La historia entre ambos no deja lugar a dudas: Bélgica, un país del tamaño del estado de Massachusetts, encadena seis victorias consecutivas frente a USA desde aquel primer cruce mundialista en 1930. Estados Unidos llega con una motivación transparente: romper la racha justo cuando más duele.
El premio es un cruce de máxima exigencia: Portugal o España esperan al ganador.
Portugal vs España
6 de julio, lunes, Dallas Stadium – 19:00 GMT
Portugal contrató a Roberto Martínez pensando en noches como esta. Duelo ibérico, octavos de final, margen de error mínimo. El seleccionador parecía haber encontrado la forma de exprimir a Cristiano Ronaldo, integrarlo en un sistema competitivo y, al mismo tiempo, mantener equilibrio en el resto del equipo.
Cuando llegó la hora de tomar decisiones duras ante Croacia, Martínez no tembló. Primero retiró a Bruno Fernandes y a Vitinha. Más tarde, también a Cristiano, justo antes de que su equipo encontrara un gol agónico que les dio el pase. La gestión del ego y del mito se mezcla ahora con la necesidad pura de competir.
España llega con el motor ofensivo en marcha. Dani Olmo marca el ritmo desde el mediocampo, Lamine Yamal empieza a sentirse cómodo en el escenario grande y Mikel Oyarzabal aporta el toque final en el área. La combinación ha devuelto a La Roja a un punto de confianza que recuerda a sus mejores días, sin necesidad de replicar aquel estilo de posesión eterna.

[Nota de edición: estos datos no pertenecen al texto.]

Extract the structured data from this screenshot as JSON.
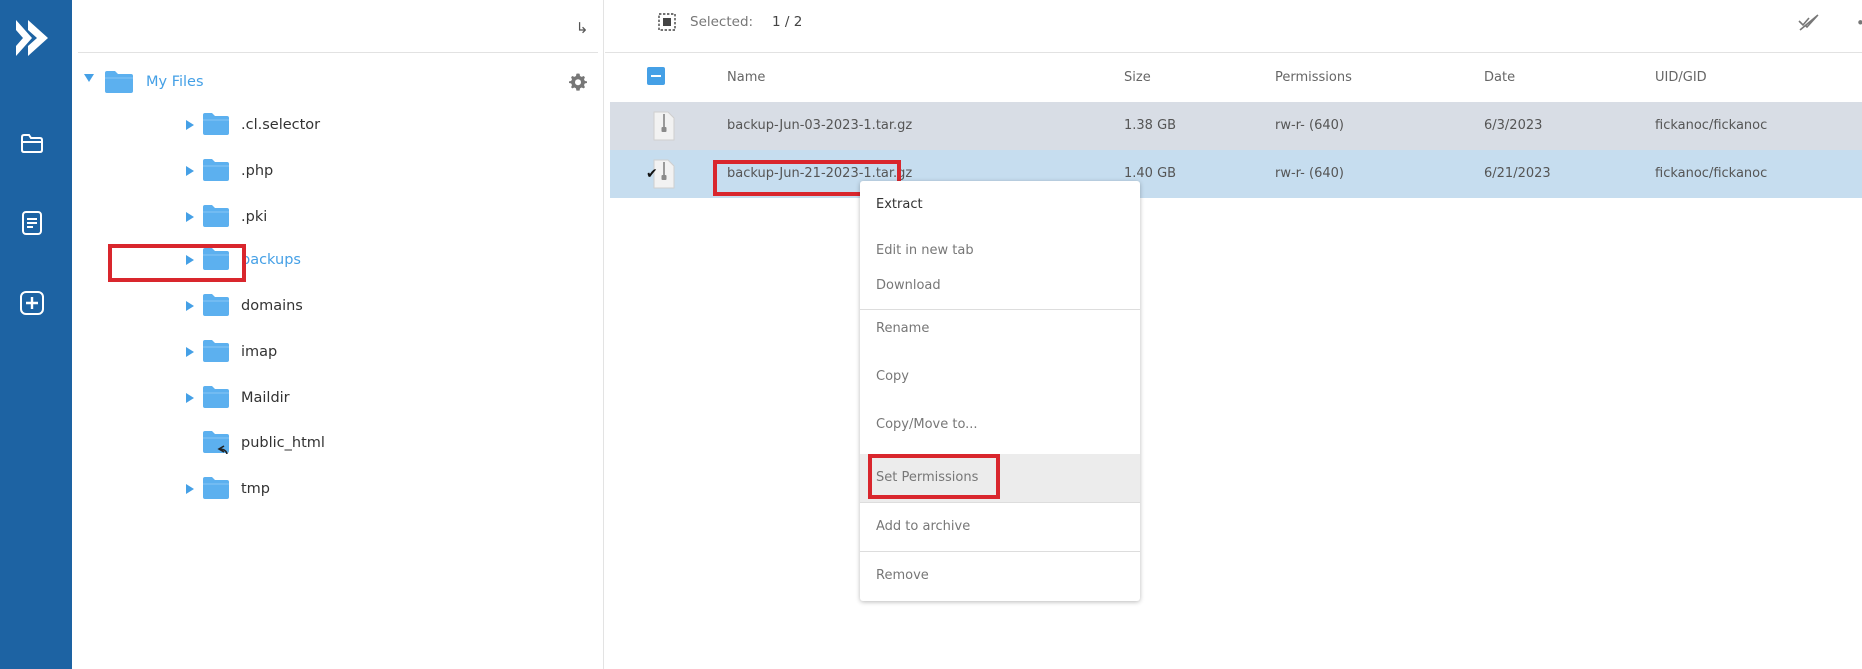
{
  "colors": {
    "rail": "#1d63a3",
    "accent": "#45a0e6",
    "highlight": "#d9262d",
    "row_selected": "#c6ddef",
    "row_alt": "#d8dde5"
  },
  "rail": {
    "icons": [
      "app-logo-icon",
      "folder-nav-icon",
      "document-nav-icon",
      "add-nav-icon"
    ]
  },
  "tree": {
    "root_label": "My Files",
    "items": [
      {
        "label": ".cl.selector",
        "expandable": true
      },
      {
        "label": ".php",
        "expandable": true
      },
      {
        "label": ".pki",
        "expandable": true
      },
      {
        "label": "backups",
        "expandable": true,
        "active": true
      },
      {
        "label": "domains",
        "expandable": true
      },
      {
        "label": "imap",
        "expandable": true
      },
      {
        "label": "Maildir",
        "expandable": true
      },
      {
        "label": "public_html",
        "expandable": false,
        "symlink": true
      },
      {
        "label": "tmp",
        "expandable": true
      }
    ]
  },
  "toolbar": {
    "selected_label": "Selected:",
    "selected_count": "1 / 2"
  },
  "table": {
    "columns": [
      "Name",
      "Size",
      "Permissions",
      "Date",
      "UID/GID"
    ],
    "rows": [
      {
        "name": "backup-Jun-03-2023-1.tar.gz",
        "size": "1.38 GB",
        "permissions": "rw-r- (640)",
        "date": "6/3/2023",
        "uid": "fickanoc/fickanoc",
        "checked": false
      },
      {
        "name": "backup-Jun-21-2023-1.tar.gz",
        "size": "1.40 GB",
        "permissions": "rw-r- (640)",
        "date": "6/21/2023",
        "uid": "fickanoc/fickanoc",
        "checked": true
      }
    ]
  },
  "context_menu": {
    "items": [
      {
        "label": "Extract"
      },
      {
        "label": "Edit in new tab"
      },
      {
        "label": "Download"
      },
      {
        "label": "Rename"
      },
      {
        "label": "Copy"
      },
      {
        "label": "Copy/Move to..."
      },
      {
        "label": "Set Permissions",
        "hovered": true
      },
      {
        "label": "Add to archive"
      },
      {
        "label": "Remove"
      }
    ]
  }
}
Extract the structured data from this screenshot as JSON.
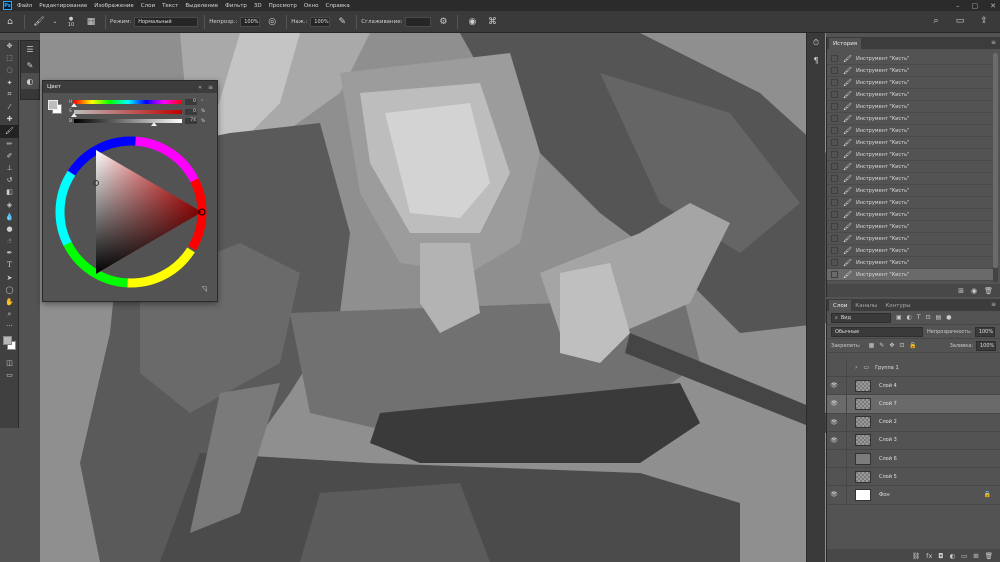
{
  "menu": {
    "logo": "Ps",
    "items": [
      "Файл",
      "Редактирование",
      "Изображение",
      "Слои",
      "Текст",
      "Выделение",
      "Фильтр",
      "3D",
      "Просмотр",
      "Окно",
      "Справка"
    ]
  },
  "options": {
    "brush_size": "10",
    "mode_label": "Режим:",
    "mode_value": "Нормальный",
    "opacity_label": "Непрозр.:",
    "opacity_value": "100%",
    "flow_label": "Наж.:",
    "flow_value": "100%",
    "smoothing_label": "Сглаживание:"
  },
  "color_panel": {
    "tab": "Цвет",
    "sliders": [
      {
        "letter": "H",
        "value": "0",
        "unit": "°"
      },
      {
        "letter": "S",
        "value": "0",
        "unit": "%"
      },
      {
        "letter": "B",
        "value": "74",
        "unit": "%"
      }
    ],
    "foreground": "#bdbdbd",
    "background": "#ffffff",
    "hue": 0,
    "saturation": 0,
    "brightness": 74
  },
  "dock": {
    "history_icon": "history-icon",
    "paragraph_icon": "paragraph-icon"
  },
  "history": {
    "tab": "История",
    "steps": [
      "Инструмент \"Кисть\"",
      "Инструмент \"Кисть\"",
      "Инструмент \"Кисть\"",
      "Инструмент \"Кисть\"",
      "Инструмент \"Кисть\"",
      "Инструмент \"Кисть\"",
      "Инструмент \"Кисть\"",
      "Инструмент \"Кисть\"",
      "Инструмент \"Кисть\"",
      "Инструмент \"Кисть\"",
      "Инструмент \"Кисть\"",
      "Инструмент \"Кисть\"",
      "Инструмент \"Кисть\"",
      "Инструмент \"Кисть\"",
      "Инструмент \"Кисть\"",
      "Инструмент \"Кисть\"",
      "Инструмент \"Кисть\"",
      "Инструмент \"Кисть\"",
      "Инструмент \"Кисть\""
    ]
  },
  "layers_panel": {
    "tabs": [
      "Слои",
      "Каналы",
      "Контуры"
    ],
    "filter_kind": "Вид",
    "blend_mode": "Обычные",
    "opacity_label": "Непрозрачность:",
    "opacity_value": "100%",
    "lock_label": "Закрепить:",
    "fill_label": "Заливка:",
    "fill_value": "100%",
    "layers": [
      {
        "name": "Группа 1",
        "kind": "group",
        "visible": false
      },
      {
        "name": "Слой 4",
        "kind": "transparent",
        "visible": true
      },
      {
        "name": "Слой 7",
        "kind": "transparent",
        "visible": true,
        "selected": true
      },
      {
        "name": "Слой 2",
        "kind": "transparent",
        "visible": true
      },
      {
        "name": "Слой 3",
        "kind": "transparent",
        "visible": true
      },
      {
        "name": "Слой 6",
        "kind": "gray",
        "visible": false
      },
      {
        "name": "Слой 5",
        "kind": "transparent",
        "visible": false
      },
      {
        "name": "Фон",
        "kind": "white",
        "visible": true,
        "locked": true
      }
    ]
  }
}
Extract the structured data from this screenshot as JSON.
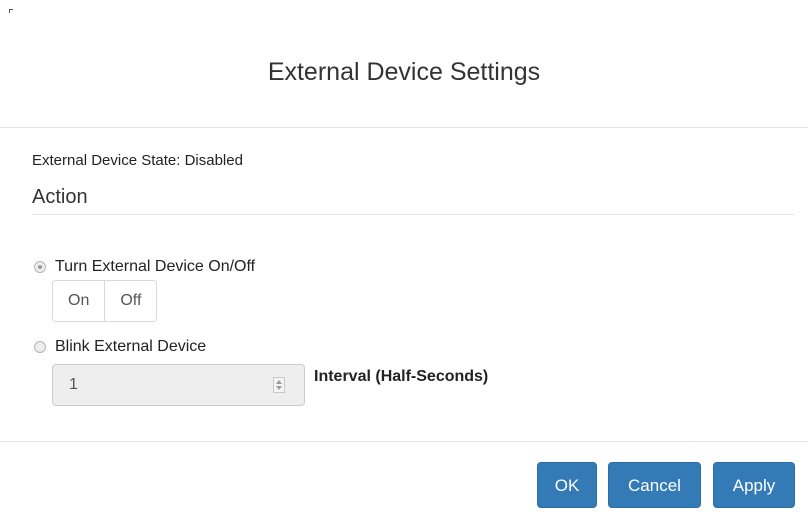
{
  "dialog": {
    "title": "External Device Settings"
  },
  "status": {
    "state_text": "External Device State: Disabled"
  },
  "action": {
    "heading": "Action",
    "options": [
      {
        "label": "Turn External Device On/Off",
        "selected": true
      },
      {
        "label": "Blink External Device",
        "selected": false
      }
    ],
    "toggle_buttons": [
      "On",
      "Off"
    ],
    "interval": {
      "value": "1",
      "label": "Interval (Half-Seconds)"
    }
  },
  "footer": {
    "ok_label": "OK",
    "cancel_label": "Cancel",
    "apply_label": "Apply"
  },
  "colors": {
    "primary": "#337ab7",
    "primary_border": "#2e6da4",
    "disabled_input_bg": "#eeeeee",
    "divider": "#e5e5e5"
  },
  "icons": {
    "spinner": "number-spinner-icon",
    "radio": "radio-button-icon"
  }
}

El pasado reciente entre ambos añade capas al relato. En 2010, España dejó a Cristiano Ronaldo y a Portugal sin marcar (1-0) en su camino hacia el título mundial. Ocho años después, el delantero respondió con una actuación descomunal: hat-trick en el 3-3 de 2018, uno de los partidos más vibrantes de la década.
Hoy, el escenario cambia de sede pero no de intensidad. No hay margen para el cálculo frío. Entre Dallas y el resto de sedes, la Copa del Mundo entra en un tramo en el que cada pase, cada cambio y cada decisión arbitral pueden redefinir una generación. Y la pregunta, para todos estos gigantes, es la misma: ¿quién se atreve a dar el siguiente paso cuando el torneo aprieta de verdad?